Fukushima Radiation Found in Tuna Off California Coast

It is really all just one big ocean. Low levels of nuclear radiation from the tsunami-damaged Fukushima power plant have turned up in bluefin tuna off the California coast, 6,000 miles from the damaged Japanese nuclear reactors.  Small amounts of cesium-137 and cesium-134 were detected in 15 tuna caught near San Diego in August 2011.  The radiation levels were 10 times higher than those found in tuna in the same area in previous years, but still low enough so that the tuna are considered to be safe for human consumption.  The tuna, which spawn off the coast of Japan and the Philippines often migrate to the coast of California.
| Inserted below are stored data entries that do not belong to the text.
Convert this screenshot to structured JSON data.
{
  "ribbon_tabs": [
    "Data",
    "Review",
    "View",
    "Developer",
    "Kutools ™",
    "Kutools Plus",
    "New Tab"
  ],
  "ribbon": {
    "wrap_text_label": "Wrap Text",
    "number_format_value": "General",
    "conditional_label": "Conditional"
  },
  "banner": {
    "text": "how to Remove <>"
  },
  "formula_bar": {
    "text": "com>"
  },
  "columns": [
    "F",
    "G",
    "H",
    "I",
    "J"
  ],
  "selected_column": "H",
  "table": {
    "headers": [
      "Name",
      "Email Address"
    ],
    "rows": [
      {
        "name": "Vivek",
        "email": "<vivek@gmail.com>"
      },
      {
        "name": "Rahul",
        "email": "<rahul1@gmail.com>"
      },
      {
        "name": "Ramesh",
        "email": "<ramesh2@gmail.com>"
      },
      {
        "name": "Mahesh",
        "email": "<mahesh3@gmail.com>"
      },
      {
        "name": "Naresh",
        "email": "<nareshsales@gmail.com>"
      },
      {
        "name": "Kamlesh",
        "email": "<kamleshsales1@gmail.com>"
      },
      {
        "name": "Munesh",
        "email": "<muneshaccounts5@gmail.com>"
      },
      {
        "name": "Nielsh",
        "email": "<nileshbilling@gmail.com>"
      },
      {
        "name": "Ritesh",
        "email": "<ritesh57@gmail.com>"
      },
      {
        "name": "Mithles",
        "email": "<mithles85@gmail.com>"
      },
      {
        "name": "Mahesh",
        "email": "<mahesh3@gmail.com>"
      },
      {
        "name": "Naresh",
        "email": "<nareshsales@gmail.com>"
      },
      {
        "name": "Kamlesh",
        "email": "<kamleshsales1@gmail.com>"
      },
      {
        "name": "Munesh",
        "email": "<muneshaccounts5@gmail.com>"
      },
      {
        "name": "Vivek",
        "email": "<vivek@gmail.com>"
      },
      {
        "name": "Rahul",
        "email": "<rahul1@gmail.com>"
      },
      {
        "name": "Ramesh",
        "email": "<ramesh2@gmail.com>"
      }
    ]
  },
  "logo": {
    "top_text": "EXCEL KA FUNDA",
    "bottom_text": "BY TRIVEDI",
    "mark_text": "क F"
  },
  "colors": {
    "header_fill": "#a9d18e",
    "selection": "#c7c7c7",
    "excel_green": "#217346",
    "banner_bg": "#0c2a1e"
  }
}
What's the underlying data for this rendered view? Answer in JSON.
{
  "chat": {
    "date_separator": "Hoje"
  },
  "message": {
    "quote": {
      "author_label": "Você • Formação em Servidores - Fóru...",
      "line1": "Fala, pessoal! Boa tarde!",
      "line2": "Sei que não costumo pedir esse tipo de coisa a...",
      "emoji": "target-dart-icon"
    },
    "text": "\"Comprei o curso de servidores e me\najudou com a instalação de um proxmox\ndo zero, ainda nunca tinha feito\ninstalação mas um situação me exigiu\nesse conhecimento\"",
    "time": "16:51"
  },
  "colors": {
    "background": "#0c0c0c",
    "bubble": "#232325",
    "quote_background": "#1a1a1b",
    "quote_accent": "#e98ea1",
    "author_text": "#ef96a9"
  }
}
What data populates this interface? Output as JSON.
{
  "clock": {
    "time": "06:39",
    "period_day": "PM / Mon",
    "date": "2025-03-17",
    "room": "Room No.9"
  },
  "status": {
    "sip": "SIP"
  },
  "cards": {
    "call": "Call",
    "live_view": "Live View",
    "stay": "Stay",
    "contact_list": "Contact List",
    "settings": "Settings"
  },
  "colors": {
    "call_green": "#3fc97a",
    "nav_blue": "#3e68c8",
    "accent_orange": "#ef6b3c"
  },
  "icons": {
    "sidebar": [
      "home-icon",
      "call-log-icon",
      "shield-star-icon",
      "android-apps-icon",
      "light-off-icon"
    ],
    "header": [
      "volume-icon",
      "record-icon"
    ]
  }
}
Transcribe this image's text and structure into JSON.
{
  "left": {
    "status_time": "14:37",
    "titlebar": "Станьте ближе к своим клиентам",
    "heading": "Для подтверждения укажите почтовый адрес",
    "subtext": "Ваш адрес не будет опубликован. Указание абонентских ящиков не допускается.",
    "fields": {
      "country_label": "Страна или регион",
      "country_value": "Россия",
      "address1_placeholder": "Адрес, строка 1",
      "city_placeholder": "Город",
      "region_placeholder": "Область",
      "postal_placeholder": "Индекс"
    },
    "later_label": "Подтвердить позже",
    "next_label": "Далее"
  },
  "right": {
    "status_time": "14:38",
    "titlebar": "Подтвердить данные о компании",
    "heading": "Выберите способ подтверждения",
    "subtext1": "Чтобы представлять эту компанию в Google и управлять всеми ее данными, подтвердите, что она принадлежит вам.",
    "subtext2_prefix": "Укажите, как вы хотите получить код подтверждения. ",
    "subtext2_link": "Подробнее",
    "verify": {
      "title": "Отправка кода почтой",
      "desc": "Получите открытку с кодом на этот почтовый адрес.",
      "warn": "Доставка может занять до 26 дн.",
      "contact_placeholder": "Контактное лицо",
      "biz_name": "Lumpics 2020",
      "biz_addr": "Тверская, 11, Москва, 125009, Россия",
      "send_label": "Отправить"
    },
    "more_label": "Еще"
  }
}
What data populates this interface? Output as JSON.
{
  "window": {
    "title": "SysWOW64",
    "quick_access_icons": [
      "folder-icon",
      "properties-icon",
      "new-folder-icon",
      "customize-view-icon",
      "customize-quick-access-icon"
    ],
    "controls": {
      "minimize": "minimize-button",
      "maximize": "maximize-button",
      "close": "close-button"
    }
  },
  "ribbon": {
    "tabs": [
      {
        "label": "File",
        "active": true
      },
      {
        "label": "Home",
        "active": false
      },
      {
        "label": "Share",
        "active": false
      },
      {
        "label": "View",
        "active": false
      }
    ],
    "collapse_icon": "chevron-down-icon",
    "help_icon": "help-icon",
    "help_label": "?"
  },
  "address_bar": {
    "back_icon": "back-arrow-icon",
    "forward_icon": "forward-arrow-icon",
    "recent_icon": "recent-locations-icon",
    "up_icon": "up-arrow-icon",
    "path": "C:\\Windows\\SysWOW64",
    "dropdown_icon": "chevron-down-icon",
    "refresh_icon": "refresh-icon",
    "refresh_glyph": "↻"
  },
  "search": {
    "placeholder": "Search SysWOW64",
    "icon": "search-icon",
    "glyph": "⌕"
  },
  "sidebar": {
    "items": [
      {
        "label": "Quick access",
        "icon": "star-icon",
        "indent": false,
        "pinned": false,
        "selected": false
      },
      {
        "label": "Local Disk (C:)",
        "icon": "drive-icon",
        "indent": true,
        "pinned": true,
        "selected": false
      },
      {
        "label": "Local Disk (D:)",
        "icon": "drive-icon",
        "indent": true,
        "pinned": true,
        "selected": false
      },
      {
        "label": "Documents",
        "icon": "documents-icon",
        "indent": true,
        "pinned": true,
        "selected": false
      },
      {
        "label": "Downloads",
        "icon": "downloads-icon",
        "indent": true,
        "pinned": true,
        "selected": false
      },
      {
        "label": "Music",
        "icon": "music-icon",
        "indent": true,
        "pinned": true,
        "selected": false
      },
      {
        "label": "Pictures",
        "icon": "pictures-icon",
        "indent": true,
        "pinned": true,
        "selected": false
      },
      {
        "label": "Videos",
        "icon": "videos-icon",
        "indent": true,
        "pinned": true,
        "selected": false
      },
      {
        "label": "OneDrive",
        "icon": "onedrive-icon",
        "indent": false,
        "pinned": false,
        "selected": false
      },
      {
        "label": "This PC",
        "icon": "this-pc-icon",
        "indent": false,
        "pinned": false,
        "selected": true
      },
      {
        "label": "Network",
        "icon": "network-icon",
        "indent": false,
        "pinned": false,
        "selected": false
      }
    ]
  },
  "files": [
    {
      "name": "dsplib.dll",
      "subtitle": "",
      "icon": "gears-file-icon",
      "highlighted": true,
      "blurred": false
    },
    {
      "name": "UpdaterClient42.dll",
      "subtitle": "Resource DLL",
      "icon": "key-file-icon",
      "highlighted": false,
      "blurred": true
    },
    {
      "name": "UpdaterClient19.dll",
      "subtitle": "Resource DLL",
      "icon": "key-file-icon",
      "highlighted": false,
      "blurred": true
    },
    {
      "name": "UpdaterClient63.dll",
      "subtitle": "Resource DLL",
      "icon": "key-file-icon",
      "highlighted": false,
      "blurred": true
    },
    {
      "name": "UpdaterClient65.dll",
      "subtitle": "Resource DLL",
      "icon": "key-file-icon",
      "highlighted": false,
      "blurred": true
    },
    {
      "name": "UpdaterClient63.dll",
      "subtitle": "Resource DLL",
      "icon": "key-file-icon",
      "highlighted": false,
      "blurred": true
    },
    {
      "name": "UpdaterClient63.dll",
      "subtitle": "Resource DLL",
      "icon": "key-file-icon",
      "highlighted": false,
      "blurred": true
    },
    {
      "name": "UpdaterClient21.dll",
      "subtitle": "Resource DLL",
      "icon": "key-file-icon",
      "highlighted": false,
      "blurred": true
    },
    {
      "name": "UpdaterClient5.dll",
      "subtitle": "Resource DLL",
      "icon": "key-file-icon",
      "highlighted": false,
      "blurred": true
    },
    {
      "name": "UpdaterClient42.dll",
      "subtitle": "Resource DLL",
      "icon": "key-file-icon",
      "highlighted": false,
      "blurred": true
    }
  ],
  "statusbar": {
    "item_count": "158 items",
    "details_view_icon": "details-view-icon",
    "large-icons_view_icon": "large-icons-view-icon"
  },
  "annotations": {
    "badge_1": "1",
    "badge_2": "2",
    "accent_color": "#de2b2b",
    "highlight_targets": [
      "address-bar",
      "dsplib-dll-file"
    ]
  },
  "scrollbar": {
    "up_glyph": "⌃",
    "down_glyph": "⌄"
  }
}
Bluefin tuna caught off California contains radiation from Japan’s Fukushima plant


Previously, smaller fish and plankton were found with elevated levels of radiation in Japanese waters after a magnitude-9 earthquake in March 2011 triggered a tsunami that badly damaged the Fukushima Daiichi reactors.

But scientists did not expect the nuclear fallout to linger in huge fish that sail the world because such fish can metabolise and shed radioactive substances.

One of the largest and speediest fish, Pacific bluefin tuna can grow to 10 feet (3 meters) and weigh more than 1,000 pounds (450 kilograms). They spawn off the Japan coast and swim east at breakneck speed to school in waters off California and the tip of Baja California, Mexico.

Five months after the Fukushima disaster, Fisher of Stony Brook University in New York and a team decided to test Pacific bluefin that were caught off the coast of San Diego. To their surprise, tissue samples from all 15 tuna captured contained levels of two radioactive substances – ceisum-134 and caesium-137 – that were higher than in previous catches.

To rule out the possibility that the radiation was carried by ocean currents or deposited in the sea through the atmosphere, the team also analysed yellowfin tuna, found in the eastern Pacific, and bluefin that migrated to Southern California before the nuclear crisis. They found no trace of caesium-134 and only background levels of caesium-137 left over from nuclear weapons testing in the 1960s.

The results “are unequivocal. Fukushima was the source,” said Ken Buesseler of the Woods Hole Oceanographic Institution, who had no role in the research.